The greatest influences on our health and wellbeing are the factors such as our education and employment opportunities; our housing; our social networks; where we live and the extent it facilitates exercise, a good diet and social connection. These are often known as the social determinants of health. The influence of social determinants on long-term health outcomes is largely accepted and understood by those working in health and social policy. However, the implications of this are less well understood by decision-makers across other sectors and the wider public. The social determinants approach to health emphasises the importance of creating the conditions that promote good long-term health outcomes across the life course, acting early in life to increase people’s ability to build the foundations they need to thrive.
For young people to have a healthy future, they require these core ingredients: a place to call home, a secure and rewarding job, and supportive relationships with their friends, family and community.
While much has been done to improve the understanding of the support needed during the early years, less is known about what is needed during teenage years and early adulthood to enable young people to have a healthy future. In the words of Duncan Selbie from Public Health England, health is more than health care, and what matters is ‘having a home, a job and a friend’. For young people to have a healthy future, they require these core ingredients: a place to call home, a secure and rewarding job, and supportive relationships with their friends, family and community.
The context in which today’s young people are reaching adulthood is a very different one from previous generations.
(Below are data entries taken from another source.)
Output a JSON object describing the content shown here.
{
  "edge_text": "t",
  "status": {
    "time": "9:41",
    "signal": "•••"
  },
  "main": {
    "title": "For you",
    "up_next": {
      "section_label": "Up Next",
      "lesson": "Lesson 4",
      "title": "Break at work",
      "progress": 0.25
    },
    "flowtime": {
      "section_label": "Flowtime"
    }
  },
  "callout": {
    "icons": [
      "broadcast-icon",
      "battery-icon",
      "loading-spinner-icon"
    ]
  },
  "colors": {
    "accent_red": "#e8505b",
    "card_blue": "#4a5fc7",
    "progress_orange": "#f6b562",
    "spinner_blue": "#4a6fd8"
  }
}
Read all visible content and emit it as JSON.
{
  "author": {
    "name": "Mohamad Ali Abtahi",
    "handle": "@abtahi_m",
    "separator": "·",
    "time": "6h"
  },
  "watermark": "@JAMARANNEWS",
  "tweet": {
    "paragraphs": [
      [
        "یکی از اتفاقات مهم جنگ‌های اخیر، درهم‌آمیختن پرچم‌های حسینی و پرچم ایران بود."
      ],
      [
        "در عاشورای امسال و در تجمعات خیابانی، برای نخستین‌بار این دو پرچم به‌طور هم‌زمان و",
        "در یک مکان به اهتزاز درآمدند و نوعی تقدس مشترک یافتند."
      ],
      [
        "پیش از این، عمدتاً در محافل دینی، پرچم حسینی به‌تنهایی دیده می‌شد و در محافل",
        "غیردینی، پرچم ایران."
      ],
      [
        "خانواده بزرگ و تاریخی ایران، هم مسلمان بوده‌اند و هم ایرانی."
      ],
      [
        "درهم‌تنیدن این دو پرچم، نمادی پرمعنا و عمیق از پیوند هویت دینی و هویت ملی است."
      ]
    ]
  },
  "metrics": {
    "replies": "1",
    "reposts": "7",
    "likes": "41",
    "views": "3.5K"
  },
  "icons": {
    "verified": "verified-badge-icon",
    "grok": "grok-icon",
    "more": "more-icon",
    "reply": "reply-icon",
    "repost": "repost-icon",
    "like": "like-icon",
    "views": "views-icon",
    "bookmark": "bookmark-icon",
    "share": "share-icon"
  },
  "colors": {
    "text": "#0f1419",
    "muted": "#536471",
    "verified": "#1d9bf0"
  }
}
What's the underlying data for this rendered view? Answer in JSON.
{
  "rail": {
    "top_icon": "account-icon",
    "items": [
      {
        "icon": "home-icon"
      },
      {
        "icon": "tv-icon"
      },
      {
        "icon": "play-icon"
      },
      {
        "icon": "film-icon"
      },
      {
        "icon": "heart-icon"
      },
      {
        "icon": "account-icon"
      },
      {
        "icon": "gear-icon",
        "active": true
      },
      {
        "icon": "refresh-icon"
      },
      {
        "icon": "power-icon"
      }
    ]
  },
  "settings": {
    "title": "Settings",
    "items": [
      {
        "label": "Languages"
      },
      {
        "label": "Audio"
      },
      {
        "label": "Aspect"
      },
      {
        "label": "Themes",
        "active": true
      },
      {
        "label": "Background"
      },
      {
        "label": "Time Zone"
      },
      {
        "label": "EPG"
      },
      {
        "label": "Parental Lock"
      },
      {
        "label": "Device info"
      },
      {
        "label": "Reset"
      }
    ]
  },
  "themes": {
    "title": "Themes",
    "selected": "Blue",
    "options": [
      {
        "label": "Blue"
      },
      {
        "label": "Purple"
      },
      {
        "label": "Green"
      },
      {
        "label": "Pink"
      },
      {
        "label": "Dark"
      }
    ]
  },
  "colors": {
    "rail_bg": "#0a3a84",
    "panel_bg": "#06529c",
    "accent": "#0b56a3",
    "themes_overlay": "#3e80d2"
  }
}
For example, housing and labour markets have changed, while the quality of work and relationships are affected by new technologies. We know little about what this will mean for the future health of today’s young people. At the Health Foundation, we are interested to know how these changes in the wider context and experiences of young people have affected them between the ages of 12 and 24 and as they move into adulthood; and how this is likely to affect their future health prospects.
In 2017, we launched our inquiry to understand the future health prospects of young people: Young people. Do they have the mix for a healthy future? Our inquiry aims to discover: do young people currently have this mix of core ingredients? What is needed to create these ingredients? What issues do they face as they move into adulthood? What does this mean for their future health and society more generally?
An early stage of the inquiry involved engaging with young people in their early 20’s to hear their views about what they see as the key assets that have contributed to their current situation. Building on this, we are funding mainly quantitative research to find out how these assets are accumulated and distributed between the ages of 12 and 24, and what this can tell us about what is needed for a healthy life, and the future health outcomes of young people. In addition, we are undertaking a series of site visits to understand the local factors that can mitigate, mediate or exacerbate young people’s ability to build the foundations for a healthy life; and a series of roundtables across the UK to explore the policy and practice changes required to promote action to improve young people’s future health prospects.
The inquiry aims to set out a roadmap for cross sector action to ensure that the experience of young people today leads to a thriving population tomorrow. It will have implications for policy and decision makers across the UK and we are developing an active plan to communicate the findings from the inquiry.
The two projects will provide valuable contributions to current knowledge about the future health prospects of young people and the implications for health and other policy areas.
I think the Health Foundation approach provides an interesting complement to PHG’s My Healthy Future’s project. Seeing how science and technology will impact on the future health prospects of young people will be impossible without an understanding of the context in which it is introduced, and its relationship to the wider determinants that affect health and access to health care. The two projects will provide valuable contributions to current knowledge about the future health prospects of young people and the implications for health and other policy areas.